Posts: 4,035   +3,163
I'm sorry, but this blanket statement isn't true, not in the US, nor Canada, nor under International Law. In the US, for example, children in school have a Constitutional right to free speech (per the USSC dec. Tinker v. Des. Moines), they can own property, up to and including homes, and (in 30 states at least) they can possess firearms (excluding handguns).

Children do in fact have a great variety of legal rights. They have a subset of the rights adults do (excluding rights like voting, imbibing of alcohol, etc) and they also have additional legal rights not afforded to adults, such as certain rights to care and shelter. International Laws, such as the Convention on Rights of the Child -- which Canada has ratified -- includes many of these protections, including the right to privacy.
Sorry... while children may own property - they can't actually DO anything with it until they are 18 (age of majority) and it is simply held in trust for them until they reach that age... my point remains valid.

And while in many states, children are technically allowed to own rifles and other firearms, federal law prohibits them from purchasing them until they are 18...

Again, nitpicking the facts doesn't take away from the point... so maybe just accept it and move on :)
 

Endymio

Posts: 1,334   +1,216
while children may own property - they can't actually DO anything with it until they are 18 (age of majority) and it is simply held in trust for them until they reach that age ...Again, nitpicking the facts doesn't take away from the point...
In a thread about privacy rights and freedom of speech, I notice you failed to rebut that children have these same freedoms as do adults, and instead chose to pick nits regarding other rights.

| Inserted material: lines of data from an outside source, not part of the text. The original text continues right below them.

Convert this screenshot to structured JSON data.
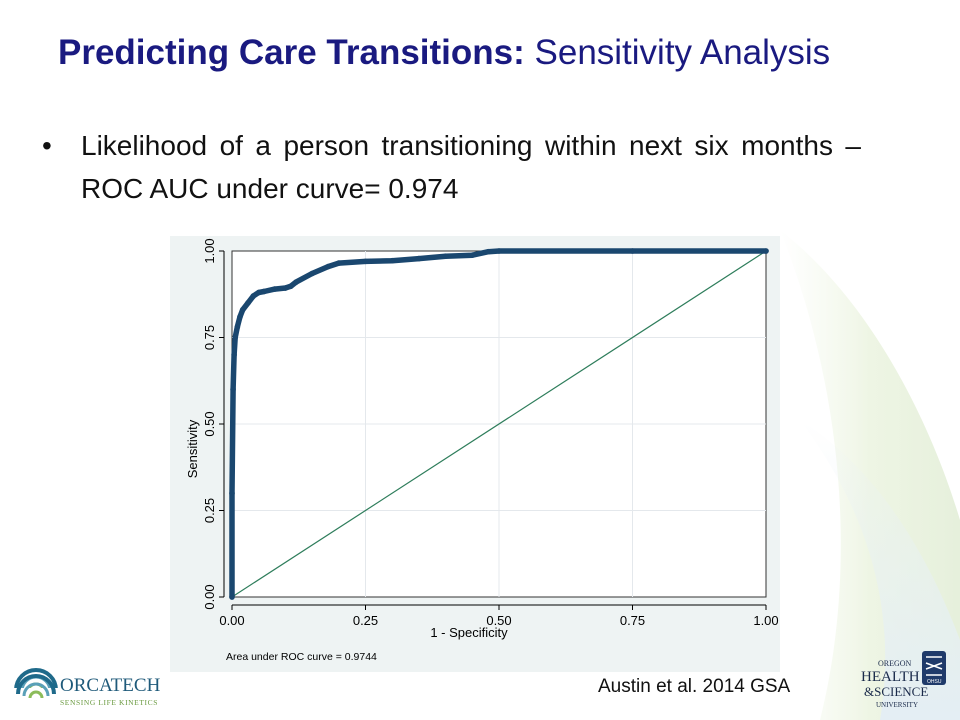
{
  "slide": {
    "title_bold": "Predicting Care Transitions:",
    "title_rest": " Sensitivity Analysis",
    "bullet_symbol": "•",
    "bullet_text": "Likelihood of a person transitioning within next six months – ROC AUC under curve= 0.974",
    "citation": "Austin et al. 2014 GSA"
  },
  "logos": {
    "orcatech_name": "ORCATECH",
    "orcatech_tagline": "SENSING LIFE KINETICS",
    "ohsu_line1": "OREGON",
    "ohsu_line2": "HEALTH",
    "ohsu_line3": "&SCIENCE",
    "ohsu_line4": "UNIVERSITY",
    "ohsu_badge": "OHSU"
  },
  "colors": {
    "title": "#1a1a80",
    "roc_curve": "#1a476f",
    "reference_line": "#2e7d5b",
    "plot_background": "#ffffff",
    "outer_background": "#eef3f3"
  },
  "chart_data": {
    "type": "line",
    "xlabel": "1 - Specificity",
    "ylabel": "Sensitivity",
    "xlim": [
      0,
      1
    ],
    "ylim": [
      0,
      1
    ],
    "xticks": [
      "0.00",
      "0.25",
      "0.50",
      "0.75",
      "1.00"
    ],
    "yticks": [
      "0.00",
      "0.25",
      "0.50",
      "0.75",
      "1.00"
    ],
    "note": "Area under ROC curve = 0.9744",
    "grid": true,
    "series": [
      {
        "values": [
          [
            0,
            0
          ],
          [
            0,
            0.3
          ],
          [
            0.002,
            0.6
          ],
          [
            0.004,
            0.7
          ],
          [
            0.006,
            0.75
          ],
          [
            0.01,
            0.78
          ],
          [
            0.015,
            0.81
          ],
          [
            0.02,
            0.83
          ],
          [
            0.03,
            0.85
          ],
          [
            0.04,
            0.87
          ],
          [
            0.05,
            0.88
          ],
          [
            0.06,
            0.883
          ],
          [
            0.08,
            0.89
          ],
          [
            0.1,
            0.893
          ],
          [
            0.11,
            0.898
          ],
          [
            0.12,
            0.91
          ],
          [
            0.15,
            0.935
          ],
          [
            0.18,
            0.955
          ],
          [
            0.2,
            0.965
          ],
          [
            0.25,
            0.97
          ],
          [
            0.3,
            0.972
          ],
          [
            0.35,
            0.978
          ],
          [
            0.4,
            0.985
          ],
          [
            0.45,
            0.988
          ],
          [
            0.48,
            0.998
          ],
          [
            0.5,
            1.0
          ],
          [
            0.75,
            1.0
          ],
          [
            1.0,
            1.0
          ]
        ]
      },
      {
        "values": [
          [
            0,
            0
          ],
          [
            1,
            1
          ]
        ]
      }
    ]
  }
}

And in any case, your statement about property rights is flatly untrue. Children can not only own property -- up to and including multi-million dollar real estate holdings -- but can freely control it in the same manner as any adult: buy, sell, rent, whatever. The sole limitation is that a child cannot themselves enter into a mortgage contract, but even that restriction can be negated by an order granting them emancipated status.
 

Squid Surprise

Posts: 4,035   +3,163
In a thread about privacy rights and freedom of speech, I notice you failed to rebut that children have these same freedoms as do adults, and instead chose to pick nits regarding other rights.

And in any case, your statement about property rights is flatly untrue. Children can not only own property -- up to and including multi-million dollar real estate holdings -- but can freely control it in the same manner as any adult: buy, sell, rent, whatever. The sole limitation is that a child cannot themselves enter into a mortgage contract, but even that restriction can be negated by an order granting them emancipated status.
A Child's right to free speech is NOT the same as an adult's... While certain rights are given to them, if authorities (including schools) decide that what a child says isn't appropriate, it can be legally "censored"...

While children may own property in a limited sense in some states, they still don't have the exact rights as an adult does... nor should they...

The underlying point that I was making - which I'm pretty sure everyone on the thread understood - was that children's rights are limited compared to adults, and searching their phones does not violate anything - provided their guardians give consent.